Submitted to Fundamenta Mathematicae
We continue the study of the virtual large cardinal hierarchy, initiated in Gitman and Schindler (2018), by analysing virtual versions of superstrong, Woodin, Vopěnka, and Berkeley cardinals. Gitman and Schindler showed that virtualizations of strong and supercompact cardinals yield the same large cardinal notion (Gitman and Schindler, 2018). We show the same result for a (weak) virtualization of Woodin and a virtualization of Vopěnka cardinals. We also show that there is a virtually Berkeley cardinal if and only if the virtual Vopěnka principle holds, but On is not Mahlo.

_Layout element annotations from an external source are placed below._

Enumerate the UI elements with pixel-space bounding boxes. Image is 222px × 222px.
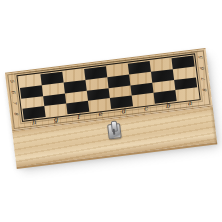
files-label: d: [120, 107, 125, 114]
ranks-right-label: 6: [200, 67, 205, 71]
files-label: g: [53, 116, 58, 123]
ranks-left-label: 5: [9, 79, 14, 83]
files-label: b: [165, 102, 170, 109]
ranks-left-label: 8: [13, 111, 18, 115]
ranks-right-label: 7: [201, 77, 206, 81]
files-label: a: [187, 99, 192, 106]
ranks-left-label: 6: [10, 90, 15, 94]
ranks-right-label: 8: [202, 88, 207, 92]
files-label: h: [31, 118, 36, 125]
product-photo: 5678 5678 hgfedcba: [0, 0, 222, 222]
chess-box: 5678 5678 hgfedcba: [5, 48, 217, 167]
clasp-icon: [105, 120, 122, 139]
files-label: e: [98, 110, 103, 117]
files-label: f: [76, 113, 79, 120]
ranks-right-label: 5: [198, 56, 203, 60]
files-label: c: [143, 105, 148, 112]
ranks-left-label: 7: [12, 101, 17, 105]
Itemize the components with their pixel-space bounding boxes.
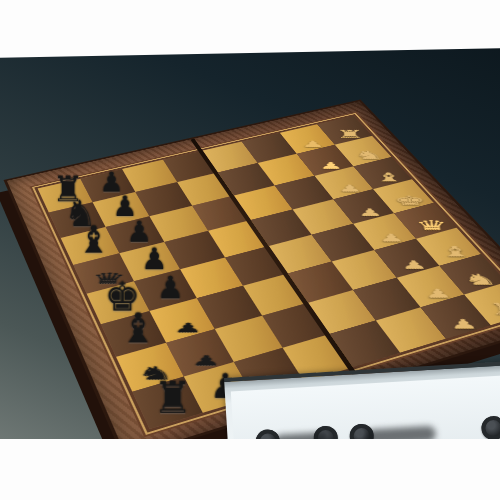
black-pawn: ♟ — [145, 273, 195, 304]
white-pawn: ♟ — [437, 318, 491, 331]
white-matte-top — [0, 0, 500, 58]
white-pawn: ♟ — [368, 233, 416, 244]
black-bishop: ♝ — [112, 308, 164, 349]
square-d3 — [243, 273, 308, 315]
square-a6: ♝ — [61, 227, 120, 265]
white-king: ♚ — [386, 194, 433, 207]
black-bishop: ♝ — [70, 221, 118, 259]
white-bishop: ♝ — [366, 171, 411, 183]
black-rook: ♜ — [145, 376, 201, 420]
white-knight: ♞ — [454, 272, 500, 287]
white-pawn: ♟ — [347, 207, 394, 217]
draughts-piece — [481, 415, 500, 440]
white-rook: ♜ — [480, 301, 500, 317]
photo-backdrop: ♜♟♟♜♞♟♟♞♝♟♟♝♛♟♟♚♚♟♟♛♝♟♟♝♞♟♟♞♜♟♟♜ — [0, 0, 500, 500]
white-bishop: ♝ — [430, 244, 480, 258]
white-queen: ♛ — [408, 219, 457, 232]
white-matte-bottom — [0, 439, 500, 500]
white-pawn: ♟ — [389, 259, 439, 270]
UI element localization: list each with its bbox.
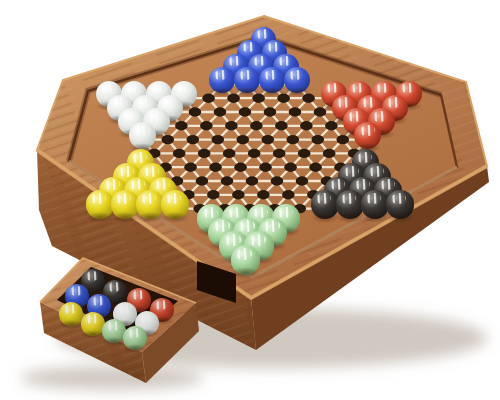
hole[interactable] xyxy=(286,135,299,144)
hole[interactable] xyxy=(309,163,322,172)
hole[interactable] xyxy=(289,107,302,116)
hole[interactable] xyxy=(296,176,309,185)
marble-black[interactable] xyxy=(336,190,364,218)
hole[interactable] xyxy=(239,107,252,116)
hole[interactable] xyxy=(323,149,336,158)
hole[interactable] xyxy=(250,121,263,130)
hole[interactable] xyxy=(298,149,311,158)
hole[interactable] xyxy=(186,135,199,144)
hole[interactable] xyxy=(184,163,197,172)
hole[interactable] xyxy=(311,135,324,144)
hole[interactable] xyxy=(207,190,220,199)
hole[interactable] xyxy=(273,149,286,158)
hole[interactable] xyxy=(257,190,270,199)
chinese-checkers-board-photo xyxy=(0,0,500,400)
hole[interactable] xyxy=(214,107,227,116)
hole[interactable] xyxy=(275,121,288,130)
marble-black[interactable] xyxy=(361,190,389,218)
marble-yellow[interactable] xyxy=(161,190,189,218)
hole[interactable] xyxy=(236,135,249,144)
hole[interactable] xyxy=(209,163,222,172)
marble-yellow[interactable] xyxy=(86,190,114,218)
hole[interactable] xyxy=(200,121,213,130)
hole[interactable] xyxy=(223,149,236,158)
hole[interactable] xyxy=(271,176,284,185)
marble-black[interactable] xyxy=(386,190,414,218)
marble-black[interactable] xyxy=(311,190,339,218)
hole[interactable] xyxy=(234,163,247,172)
marble-yellow[interactable] xyxy=(111,190,139,218)
hole[interactable] xyxy=(232,190,245,199)
hole[interactable] xyxy=(264,107,277,116)
hole[interactable] xyxy=(225,121,238,130)
marble-green[interactable] xyxy=(123,326,147,350)
hole[interactable] xyxy=(284,163,297,172)
hole[interactable] xyxy=(196,176,209,185)
marble-yellow[interactable] xyxy=(59,302,83,326)
marble-green[interactable] xyxy=(231,245,260,274)
hole[interactable] xyxy=(221,176,234,185)
drawer-shadow xyxy=(20,366,204,390)
marble-blue[interactable] xyxy=(259,67,285,93)
hole[interactable] xyxy=(248,149,261,158)
hole[interactable] xyxy=(211,135,224,144)
hole[interactable] xyxy=(259,163,272,172)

Published in the Journal of Symbolic Logic
We generalise the $\alpha$-Ramsey cardinals introduced in Holy and Schlicht (2018) for cardinals $\alpha$ to arbitrary ordinals $\alpha$, and answer several questions posed in that paper. In particular, we show that $\alpha$-Ramseys are downwards absolute to the core model $K$ for all $\alpha$ of uncountable cofinality, that strategic ω-Ramsey cardinals are equiconsistent with remarkable cardinals and that strategic $\alpha$-Ramsey cardinals are equiconsistent with measurable cardinals for all $\alpha>\omega$. We also show that the n-Ramseys satisfy indescribability properties and use them to provide a game-theoretic characterisation of completely ineffable cardinals, as well as establishing further connections between the $\alpha$-Ramsey cardinals and the Ramsey-like cardinals introduced in Gitman (2011), Feng (1990), and Sharpe and Welch (2011).